Mythmaking and missional leadership

/ 20 October 2008

Here’s a really interesting reflection on our desire for myths that lead towards hope and empowerment. The author is pointing toward many of the themes that religious faith offers — without once noting such resonance — but also stressing the place of agency, and the “unreality” people feel with regards to collective agency. Yet that’s precisely what the communality of religious community (at least within Trinitarian versions of Christianity) affirms.

More's the point, in the real world a single hero, however brave and resourceful, usually can't tackle those forces and win. A true crime story usually has no primary 'hero.' Anything more serious than a petty crime will likely be investigated by a team of detectives, uniformed officers, and forensics technicians, and later (or even at the time) a team of prosecutors. And when it comes to a truly big crime - Watergate, Enron, Abu Ghraib - the cast swells to hundreds if not thousands.

But teams make poor mythic heroes. We usually imagine ourselves facing the world alone, and we want myths where a single hero can overcome. We want a lone hero like John McClane or Jack Ryan, or at most two buddies or a romantic pair. This was a major risk Jackson faced with Lord of the Rings. Tolkein's myth featured several heroes acting together.
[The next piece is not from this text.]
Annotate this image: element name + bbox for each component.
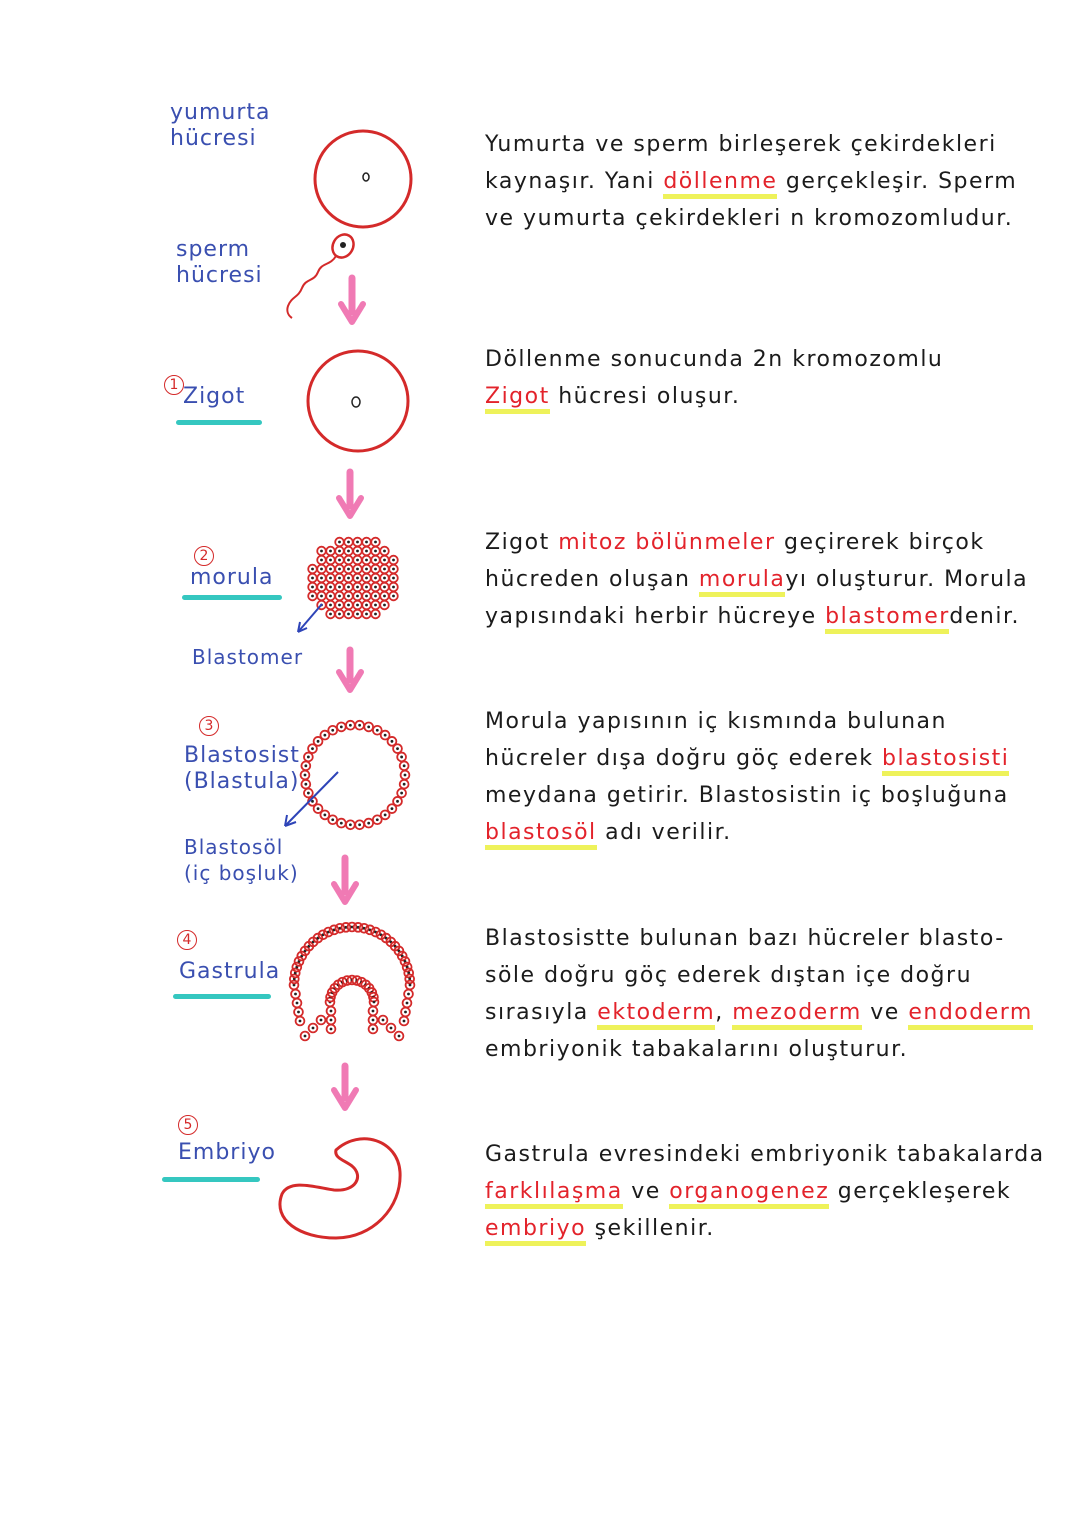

Jackson intentionally made the first film "Frodo-centric," in his own words - dropping entire passages from the book where Frodo was not the lead - so the audience could identify with a single hero. Only in the second and third films did Jackson allow Tolkein's other characters to perform truly heroic actions independent of Frodo.

So how do we begin to reimagine, relive, renew the experience of communal, collective, participatory, shared agency? THAT'S the issue I believe missional leadership needs to lead towards!